The “Four Loves” is a term used by CS Lewis in his book of the same name, which explored the true nature of love through the four distinctive words used for it in Ancient Greek – agápe, éros, philía, and storgē. The book was based on a set of radio talks in the late 1950s given by Lewis.
Storge means affection and captures a certain fondness through familiarity (a brotherly/sisterly love), especially between members of a family or people who have otherwise found themselves together by chance. It is often described as the most natural, emotive and eclectic of the four loves and, as a result, is able to transcend most discriminating factors that exist in the other types of love.

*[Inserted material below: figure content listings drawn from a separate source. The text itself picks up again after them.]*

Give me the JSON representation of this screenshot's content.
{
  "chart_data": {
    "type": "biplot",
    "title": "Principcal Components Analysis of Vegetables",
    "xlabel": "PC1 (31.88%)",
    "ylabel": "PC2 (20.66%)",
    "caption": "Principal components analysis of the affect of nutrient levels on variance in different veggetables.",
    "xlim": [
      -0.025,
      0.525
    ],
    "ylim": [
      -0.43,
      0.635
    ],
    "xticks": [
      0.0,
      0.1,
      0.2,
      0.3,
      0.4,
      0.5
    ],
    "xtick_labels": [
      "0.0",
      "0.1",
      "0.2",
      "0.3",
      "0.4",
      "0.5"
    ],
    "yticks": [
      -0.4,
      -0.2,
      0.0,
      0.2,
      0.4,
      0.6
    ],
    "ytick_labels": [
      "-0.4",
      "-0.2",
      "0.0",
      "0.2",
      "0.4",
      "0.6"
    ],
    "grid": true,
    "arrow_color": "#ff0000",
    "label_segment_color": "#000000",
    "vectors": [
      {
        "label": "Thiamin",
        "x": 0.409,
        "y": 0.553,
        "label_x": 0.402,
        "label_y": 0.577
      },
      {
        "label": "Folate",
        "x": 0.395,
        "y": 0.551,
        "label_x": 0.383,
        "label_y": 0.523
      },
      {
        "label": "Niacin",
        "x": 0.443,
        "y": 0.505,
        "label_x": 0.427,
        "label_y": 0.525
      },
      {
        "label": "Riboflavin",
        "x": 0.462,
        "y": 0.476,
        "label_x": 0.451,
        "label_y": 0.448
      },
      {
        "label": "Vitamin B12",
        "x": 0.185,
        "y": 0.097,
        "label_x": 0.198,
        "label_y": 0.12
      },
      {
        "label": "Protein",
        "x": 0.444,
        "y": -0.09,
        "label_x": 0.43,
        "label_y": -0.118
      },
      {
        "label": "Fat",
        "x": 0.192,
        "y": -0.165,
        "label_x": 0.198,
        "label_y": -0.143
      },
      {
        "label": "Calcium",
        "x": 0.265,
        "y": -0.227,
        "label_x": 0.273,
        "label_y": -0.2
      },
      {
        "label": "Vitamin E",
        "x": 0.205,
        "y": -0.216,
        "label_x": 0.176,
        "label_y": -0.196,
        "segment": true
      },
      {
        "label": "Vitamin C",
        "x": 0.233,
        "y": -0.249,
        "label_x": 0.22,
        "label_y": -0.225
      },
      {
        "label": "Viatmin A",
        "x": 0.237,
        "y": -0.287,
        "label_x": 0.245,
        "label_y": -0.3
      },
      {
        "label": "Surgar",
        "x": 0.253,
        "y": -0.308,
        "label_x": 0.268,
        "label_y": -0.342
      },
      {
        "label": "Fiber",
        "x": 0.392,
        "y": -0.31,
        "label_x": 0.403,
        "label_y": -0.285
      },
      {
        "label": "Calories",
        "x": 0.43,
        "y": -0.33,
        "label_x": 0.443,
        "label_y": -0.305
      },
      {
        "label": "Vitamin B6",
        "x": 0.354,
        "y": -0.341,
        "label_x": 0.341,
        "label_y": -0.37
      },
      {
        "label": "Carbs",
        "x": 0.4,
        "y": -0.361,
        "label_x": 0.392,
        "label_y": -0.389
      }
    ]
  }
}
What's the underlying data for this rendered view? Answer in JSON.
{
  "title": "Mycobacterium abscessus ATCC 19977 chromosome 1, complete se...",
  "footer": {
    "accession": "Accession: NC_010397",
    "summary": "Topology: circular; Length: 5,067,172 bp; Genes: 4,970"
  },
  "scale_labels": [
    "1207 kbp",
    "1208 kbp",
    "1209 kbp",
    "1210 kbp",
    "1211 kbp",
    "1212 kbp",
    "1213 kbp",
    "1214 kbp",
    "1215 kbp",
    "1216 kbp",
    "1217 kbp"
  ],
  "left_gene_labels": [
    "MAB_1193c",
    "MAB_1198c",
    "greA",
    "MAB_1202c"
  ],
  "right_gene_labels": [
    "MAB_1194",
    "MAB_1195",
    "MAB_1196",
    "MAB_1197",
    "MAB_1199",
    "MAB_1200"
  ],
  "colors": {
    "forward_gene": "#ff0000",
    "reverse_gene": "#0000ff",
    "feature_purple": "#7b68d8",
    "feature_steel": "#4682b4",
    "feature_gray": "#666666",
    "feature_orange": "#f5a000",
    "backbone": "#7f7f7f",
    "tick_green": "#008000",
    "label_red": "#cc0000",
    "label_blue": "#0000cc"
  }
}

Philia means a particular love between friends, the strong bond existing between people who share a common interest or activity. CS Lewis immediately differentiated this love from the others, describing it as “the least biological, organic, instinctive, gregarious and necessary... the least natural of loves”. The classical world saw this love as the most profound, however, in that it is always freely chosen. CS Lewis wrote that true friendships, like the friendship between David and Jonathan in the Bible, are almost a lost art, and “to the Ancients, friendship seemed the happiest and most fully human of all loves; the crown of life and the school of virtue. The modern world, in comparison, ignores it”.
Eros means romantic or physical love but for CS Lewis it captured love in the sense of “being in love” or “loving” someone, as opposed to simple, raw sexuality.
Agape means charitable love, a love that occurs unconditionally and without any requirements back and CS Lewis saw this as the greatest of all the loves, and as a specifically Christian virtue – unconditional love rather than the attraction suggested by Eros love. This love is selfless, giving and expecting nothing in return. Agape is written about in the famous passage on love in 1 Corinthians 13, and is described as a sacrificial and spiritual love.